Dans cette observation neutre, on va comprendre et sentir l’impact de nos choix. Pas de ce qu’on fait dans la matière mais de ce qu’on vibre et qui porte le geste. Mais ce constat amène généralement à vouloir forcer, changer en force en agissant sur la matière et ce faisant on redonne le pouvoir à notre inconscient, à notre ego. 

Idem lorsqu’on rejette les pensées dites négatives. Les reconnaitre et les lâcher, ne plus leur donner de crédit, c’est s’en détacher, ne plus les nourrir de notre attention, ne plus leur donner d’énergie.

Cette transformation est lente parce que ce qu’on apprend à faire, c’est d’être conscient et de savoir où porter notre attention. Quand on parle d’écouter son corps, on pense que ça veut dire de focaliser l’attention sur une douleur et attendre une réponse. 
Là encore, il est plutôt question de se poser en observateur neutre. 
On sait que la douleur est là mais on ne lui donne pas d’énergie, on ne focalise pas dessus. On revient à la confiance, la paix du cœur et on accueille les peurs que cette douleur suscite. 
Encore une fois, accueillir, c’est permettre à la peur de se manifester en se rappelant que c’est une énergie et que par nature plus elle s’écoule librement sans qu’on s’y attache plus elle devient fluide, légère.




L’expérience d’hier m’a montré une fois de plus la force de la focalisation et de l’intention. J’ai eu beau méditer ou me relaxer pendant 30 minutes et voir les énergies entrantes, ça n’a pas suffit à ramener la confiance mais en fait, c’est juste parce que les émotions accompagnant ces pensées devaient être relâchées aussi. 
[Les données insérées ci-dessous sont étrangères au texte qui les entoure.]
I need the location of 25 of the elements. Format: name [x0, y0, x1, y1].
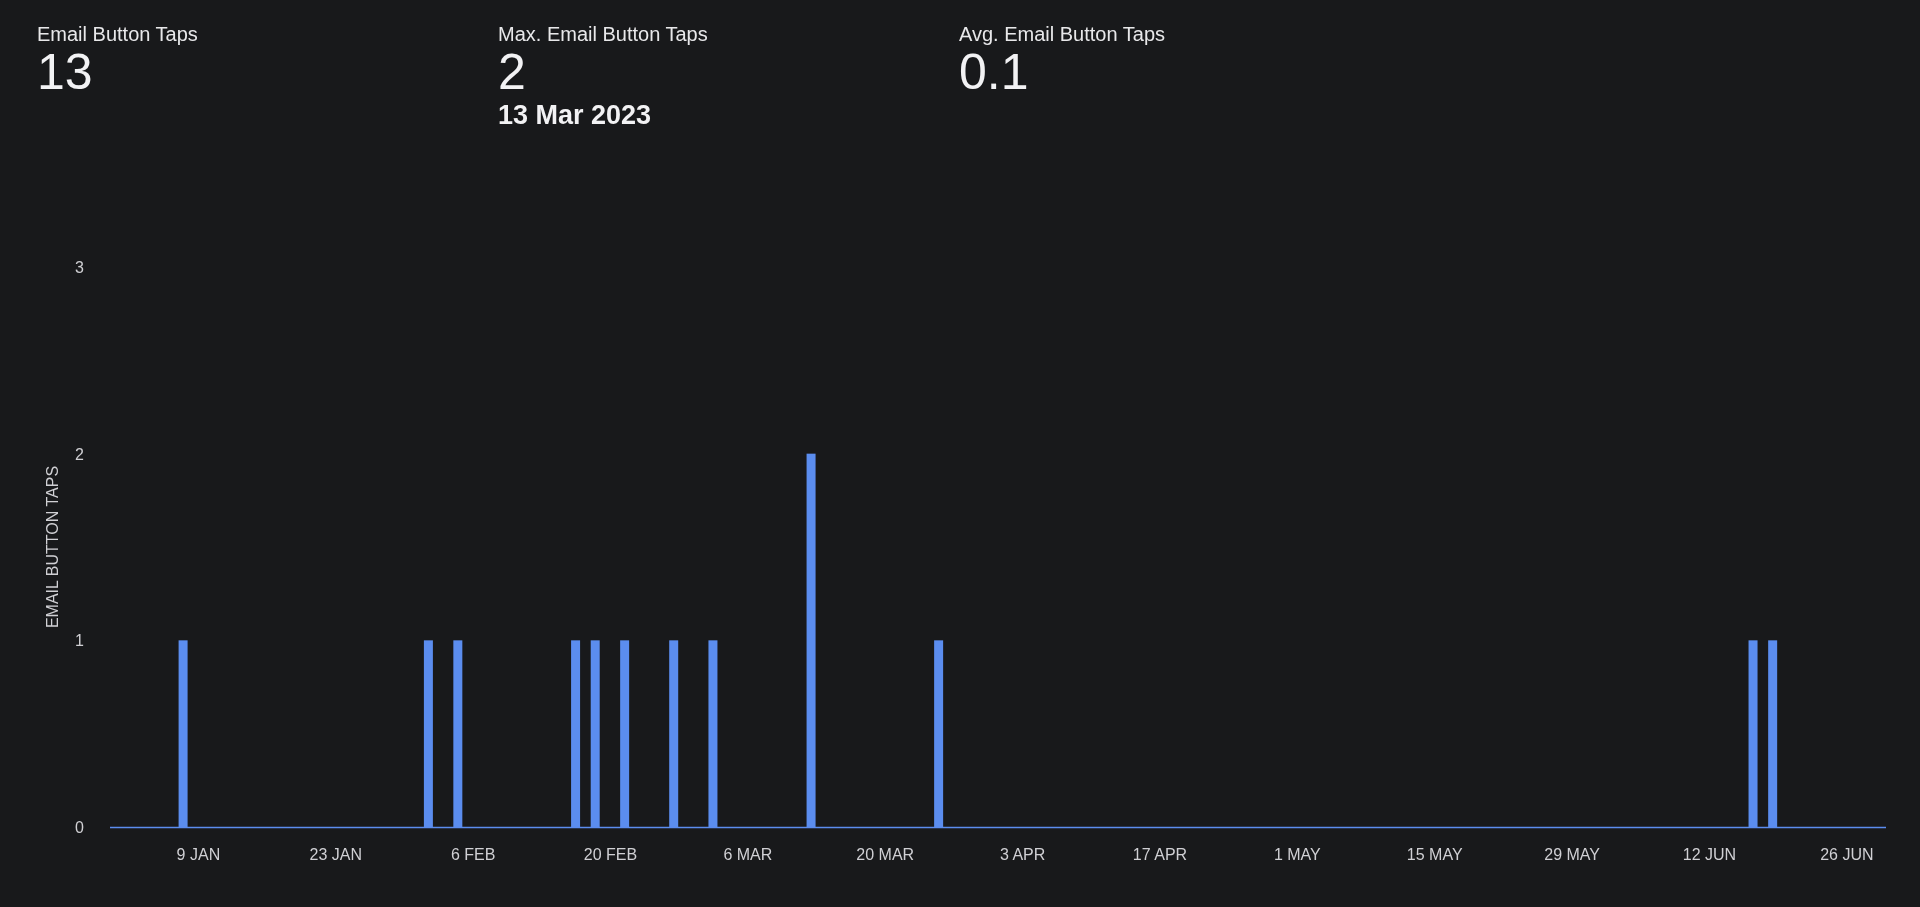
y-tick-label: 2 — [75, 445, 84, 463]
stat-value: 13 — [37, 46, 94, 99]
x-tick-label: 23 JAN — [309, 846, 362, 863]
x-tick-label: 20 FEB — [583, 846, 638, 863]
x-tick-label: 15 MAY — [1406, 846, 1463, 863]
x-tick-label: 20 MAR — [856, 846, 915, 863]
x-tick-label: 6 FEB — [450, 846, 496, 863]
x-tick-label: 29 MAY — [1544, 846, 1600, 863]
x-tick-label: 26 JUN — [1820, 846, 1874, 863]
y-tick-label: 0 — [75, 819, 84, 836]
stat-label: Max. Email Button Taps — [498, 22, 709, 46]
stat-date: 13 Mar 2023 — [498, 98, 653, 131]
stat-value: 2 — [498, 46, 527, 99]
x-tick-label: 17 APR — [1132, 846, 1188, 863]
x-tick-label: 12 JUN — [1682, 846, 1737, 863]
x-tick-label: 6 MAR — [723, 846, 773, 863]
x-tick-label: 1 MAY — [1273, 846, 1321, 863]
stat-value: 0.1 — [959, 46, 1030, 99]
x-tick-label: 3 APR — [999, 846, 1046, 863]
y-tick-label: 3 — [75, 259, 84, 276]
x-tick-label: 9 JAN — [176, 846, 221, 863]
y-axis-label: EMAIL BUTTON TAPS — [44, 465, 61, 629]
stat-label: Email Button Taps — [37, 22, 199, 46]
y-tick-label: 1 — [75, 632, 84, 650]
stat-label: Avg. Email Button Taps — [959, 22, 1167, 46]
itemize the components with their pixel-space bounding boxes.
Mais en restant bloquée dans le mental à essayer de comprendre ce que j’avais fait de mal, de travers, l'énergie restée enfermée dans le mental et bloquait le courant de la réception. Le coup de fil du vendeur de bois qui ne vient pas, un chèque envoyé de Paris qui n’est toujours pas dans la boite et pour couronner le tout, le ciel chargé de chemtrails ce qui diminue considérablement la luminosité. 
Alors évidemment à ces pensées de doute, d’auto-jugement, s’ajoutent les expériences passées qui ont été difficiles ou qui répètent le même schéma et cela amplifie le mal-être, le doute. 
C’est une spirale infernale où dans la quête de sens, on accuse, on se critique, mais d’un autre côté, ces pensées étant de l’énergie, il faut souvent arriver à l’extrême pour que les émotions s’expriment aussi. 

J’ai engueulé mon âme tout en étant consciente de la mauvaise foi ou du caractère infantile de cette réaction mais d’un autre côté, c’est une façon de lâcher les images, les représentations mentales au sujet de l’âme et de la relation avec cet aspect divin en soi. Lâcher la peur de l’autorité, le sens du devoir, du mérite, de l’attente d’une récompense. 

J’ai bien entendu que je devais lâcher les attentes mais là encore on ne peut pas raisonner cela, ou du moins ce n’est pas le fait de le savoir qui arrange les choses. 
C’est seulement en reconnaissant la peur, peur de manquer et en l’accueillant ou en l’offrant à la source que peu à peu la confiance va revenir parce qu’on se sent apaisé. Mais comme on ne voit pas encore le résultat, le doute vient s’ajouter. C’est là où la foi intervient.  

C’est subtil ce qui se passe en soi et la façon dont fonctionne l’énergie est simple, elle circule et s’épanouit dans la communion, la rencontre, l’échange ce qu’on peut appeler l’amour mais nous fonctionnons selon la matière et ses lois. Nous oublions vite que la santé, le bien-être dépendent de cette libre circulation intérieure.  
Nous tentons de manipuler l’énergie, de vouloir la prendre à l’extérieur, de façon inconsciente, ou consciemment. 
C’est tout cela que nous pouvons apprendre des expériences du quotidien. 




29 09 Ce matin au réveil, la vue de merdes de chien dans l’appart n’a pas provoqué de colère ni de sentiment d’échec même si je suppose que c’est l’expression dans la matière de ce que j’ai vibré hier mais là encore, ça ne peut pas être compris par le mental qui a vite fait de tirer des conclusions hâtives. 
Je fais juste le rapprochement sans m’attacher à ce constat. Et je me réjouis que les choses soient beaucoup plus fluides ce matin. Le chèque est enfin arrivé et le boucher qui m’avait donné le numéro de téléphone du vendeur de bois m’a rassurée. Le ciel est relativement dégagé bien que les avions continuent de répandre leurs mystérieux nuages.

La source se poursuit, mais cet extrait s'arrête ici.